北京五輪の開幕を告げる聖火リレーを控え、少数民族の独立デモやテロの懸念、国際社会の五輪開幕式の参加拒否の拡大などで、中国政府で緊張感が高まっている。
「一つの世界、一つの夢」をいうキャッチフレーズを掲げ、北京五輪を通じて急浮上している中国を世界にアピールするという、中国指導部の遠大な構想に暗雲が立ち込めている。
▲聖火リレーの出発地の天安門広場を徹底警戒〓中国政府は31日、聖火リレーの出発式が行われる天安門広場でチベット独立を要求するデモが発生することを恐れ、先週末から物々しい警戒を敷いている。24日、ギリシャのオリンピアで行われた聖火採火式の時、チベット独立支持者らによる騒ぎがあったからだ。
聖火リレーのスタートを3日後に控えた28日、天安門広場は公安と武装警察の警戒が中国最大の政治行事と呼ばれる「両会(全国人民代表大会と全国人民政治交渉会議)」期間中よりもさらに厳しかった。
天安門広場に入る10あまりの入り口にはいずれも公安3名と武装警察2名がそれぞれ配置され、出入りする人の所持品を検査した。

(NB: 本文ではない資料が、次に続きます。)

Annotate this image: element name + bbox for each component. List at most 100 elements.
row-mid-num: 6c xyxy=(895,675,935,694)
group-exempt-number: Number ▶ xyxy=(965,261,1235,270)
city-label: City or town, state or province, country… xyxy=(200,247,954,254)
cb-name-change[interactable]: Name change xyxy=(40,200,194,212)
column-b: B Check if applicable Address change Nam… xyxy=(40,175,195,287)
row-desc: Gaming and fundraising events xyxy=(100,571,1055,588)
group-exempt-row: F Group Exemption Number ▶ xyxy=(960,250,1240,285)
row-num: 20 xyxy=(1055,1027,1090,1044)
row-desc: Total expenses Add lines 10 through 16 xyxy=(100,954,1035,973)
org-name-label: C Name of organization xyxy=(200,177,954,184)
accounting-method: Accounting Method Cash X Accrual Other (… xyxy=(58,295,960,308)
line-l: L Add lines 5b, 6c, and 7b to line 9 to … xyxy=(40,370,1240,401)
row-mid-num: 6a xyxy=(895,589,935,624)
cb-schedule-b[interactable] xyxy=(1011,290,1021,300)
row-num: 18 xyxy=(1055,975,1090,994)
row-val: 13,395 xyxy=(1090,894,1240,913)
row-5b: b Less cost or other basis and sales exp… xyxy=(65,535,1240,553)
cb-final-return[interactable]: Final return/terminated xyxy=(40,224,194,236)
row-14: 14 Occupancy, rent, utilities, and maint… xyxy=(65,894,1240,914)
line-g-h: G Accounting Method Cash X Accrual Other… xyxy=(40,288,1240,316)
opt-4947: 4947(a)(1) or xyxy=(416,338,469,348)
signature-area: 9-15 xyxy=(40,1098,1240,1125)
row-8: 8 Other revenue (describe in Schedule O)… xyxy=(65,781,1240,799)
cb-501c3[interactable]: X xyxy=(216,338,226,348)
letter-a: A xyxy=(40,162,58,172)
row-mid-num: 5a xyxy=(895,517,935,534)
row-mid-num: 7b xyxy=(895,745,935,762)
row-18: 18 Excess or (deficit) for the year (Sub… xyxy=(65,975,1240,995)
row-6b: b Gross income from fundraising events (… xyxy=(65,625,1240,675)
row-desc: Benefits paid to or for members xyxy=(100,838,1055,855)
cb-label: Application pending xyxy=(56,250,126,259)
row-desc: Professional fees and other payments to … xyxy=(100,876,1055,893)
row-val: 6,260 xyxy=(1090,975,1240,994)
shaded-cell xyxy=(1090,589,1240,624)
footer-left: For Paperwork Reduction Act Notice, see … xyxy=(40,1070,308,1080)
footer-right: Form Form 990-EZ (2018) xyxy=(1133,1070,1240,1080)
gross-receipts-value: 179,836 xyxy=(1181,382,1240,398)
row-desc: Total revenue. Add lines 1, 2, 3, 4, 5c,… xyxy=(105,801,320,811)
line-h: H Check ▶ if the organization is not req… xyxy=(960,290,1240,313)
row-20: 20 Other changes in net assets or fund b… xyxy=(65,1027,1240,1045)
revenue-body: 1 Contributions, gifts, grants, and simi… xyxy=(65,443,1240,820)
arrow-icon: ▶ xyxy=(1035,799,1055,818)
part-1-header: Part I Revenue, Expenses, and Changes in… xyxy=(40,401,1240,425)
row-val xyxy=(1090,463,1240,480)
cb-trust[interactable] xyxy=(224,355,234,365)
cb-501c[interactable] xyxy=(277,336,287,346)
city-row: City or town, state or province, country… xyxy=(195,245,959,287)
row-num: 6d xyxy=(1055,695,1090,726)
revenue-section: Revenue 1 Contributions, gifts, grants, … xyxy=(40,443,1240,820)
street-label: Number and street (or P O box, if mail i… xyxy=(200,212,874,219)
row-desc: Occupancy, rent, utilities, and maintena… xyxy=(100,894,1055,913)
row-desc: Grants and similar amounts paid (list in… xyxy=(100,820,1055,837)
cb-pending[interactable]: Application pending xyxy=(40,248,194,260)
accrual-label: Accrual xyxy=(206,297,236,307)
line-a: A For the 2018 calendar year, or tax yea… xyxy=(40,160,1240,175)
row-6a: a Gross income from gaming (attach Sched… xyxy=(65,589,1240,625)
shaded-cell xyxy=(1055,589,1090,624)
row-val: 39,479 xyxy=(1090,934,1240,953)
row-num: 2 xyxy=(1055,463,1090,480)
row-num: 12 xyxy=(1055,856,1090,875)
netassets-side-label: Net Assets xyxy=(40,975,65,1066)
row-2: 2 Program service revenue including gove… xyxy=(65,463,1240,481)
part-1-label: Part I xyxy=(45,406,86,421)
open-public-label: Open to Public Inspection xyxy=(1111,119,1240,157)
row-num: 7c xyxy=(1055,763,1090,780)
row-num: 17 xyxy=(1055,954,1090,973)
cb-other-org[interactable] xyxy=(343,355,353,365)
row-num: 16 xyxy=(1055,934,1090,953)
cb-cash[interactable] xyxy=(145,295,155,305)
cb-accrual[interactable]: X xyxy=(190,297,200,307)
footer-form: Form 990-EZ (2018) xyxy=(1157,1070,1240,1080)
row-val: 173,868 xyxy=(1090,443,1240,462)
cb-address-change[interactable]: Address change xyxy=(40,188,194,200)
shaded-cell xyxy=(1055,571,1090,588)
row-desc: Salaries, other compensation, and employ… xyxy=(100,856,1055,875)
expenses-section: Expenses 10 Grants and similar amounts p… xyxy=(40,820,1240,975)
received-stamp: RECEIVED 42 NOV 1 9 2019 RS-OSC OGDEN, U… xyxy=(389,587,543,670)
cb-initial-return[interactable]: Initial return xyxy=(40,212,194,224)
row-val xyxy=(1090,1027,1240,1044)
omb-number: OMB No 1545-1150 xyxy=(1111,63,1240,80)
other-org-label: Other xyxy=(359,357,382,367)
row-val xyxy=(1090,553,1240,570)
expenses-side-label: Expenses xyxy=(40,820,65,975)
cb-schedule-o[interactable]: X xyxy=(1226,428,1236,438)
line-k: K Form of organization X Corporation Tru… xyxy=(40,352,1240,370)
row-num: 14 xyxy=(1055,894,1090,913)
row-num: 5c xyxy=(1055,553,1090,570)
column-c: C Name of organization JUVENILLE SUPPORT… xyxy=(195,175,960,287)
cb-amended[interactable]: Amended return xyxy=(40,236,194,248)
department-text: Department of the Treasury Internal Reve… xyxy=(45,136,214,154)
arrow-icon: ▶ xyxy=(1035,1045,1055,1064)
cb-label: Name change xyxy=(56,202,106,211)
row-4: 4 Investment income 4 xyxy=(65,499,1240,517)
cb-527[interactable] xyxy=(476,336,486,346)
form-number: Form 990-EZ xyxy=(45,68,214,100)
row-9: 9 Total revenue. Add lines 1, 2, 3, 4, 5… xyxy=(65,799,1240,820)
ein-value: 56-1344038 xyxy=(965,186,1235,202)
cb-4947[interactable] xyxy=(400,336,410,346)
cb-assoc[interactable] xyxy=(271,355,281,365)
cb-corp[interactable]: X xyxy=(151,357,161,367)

警察らは、観光客のカバンをいちいち開けてみるのはもちろん、旅行客が持っている飲み物まで全部ふたを開けてにおいを嗅いでみた後、出入りを許容した。
検査を担当した公安に「何を検査するか」と聞いたら、「危険物質」とのみぶっきらぼうに答えた。観光客を引率するある旅行ガイドは、「50度以上のお酒も持ち込み禁止」と話してくれた。アルコール濃度の高いお酒は爆薬にも使えるからだという。
▲拡散する五輪不参加宣言〓チベット人の独立デモに対する中国政府の武力鎮圧に抗議する意味で、北京五輪の開幕・閉幕式に参加しないという国も増えている。チェコ、ポーランド、エストニアなど、欧州連合(EU)3カ国首脳は26、27日、相次いで五輪開幕式の不参加を宣言したと、APやAFP通信などが報道した。
サルコジ仏大統領も27日、ブラウン英首相との会談で、7月にEU巡回議長に就任すれば、五輪開幕式のボイコットについて27の加盟国と話し合うと述べた。しかし、2012年ロンドン五輪を開催する英国のブラウン首相は北京五輪をボイコットしないと述べた。
サルコジ大統領は、英国訪問前から五輪開幕式に参加しない可能性を排除していないという見解を明らかにした経緯がある。
EUは28日から開かれるEU加盟国外相会談で、五輪開幕式共同不参加問題について話し合う予定なので、不参加の国はさらに増える可能性が高い。
中国は27日、秦剛・外交部報道官の発言を通じ、「チベット問題は中国の内部問題で、外国が口を挟むような事案でない」と強く反発した。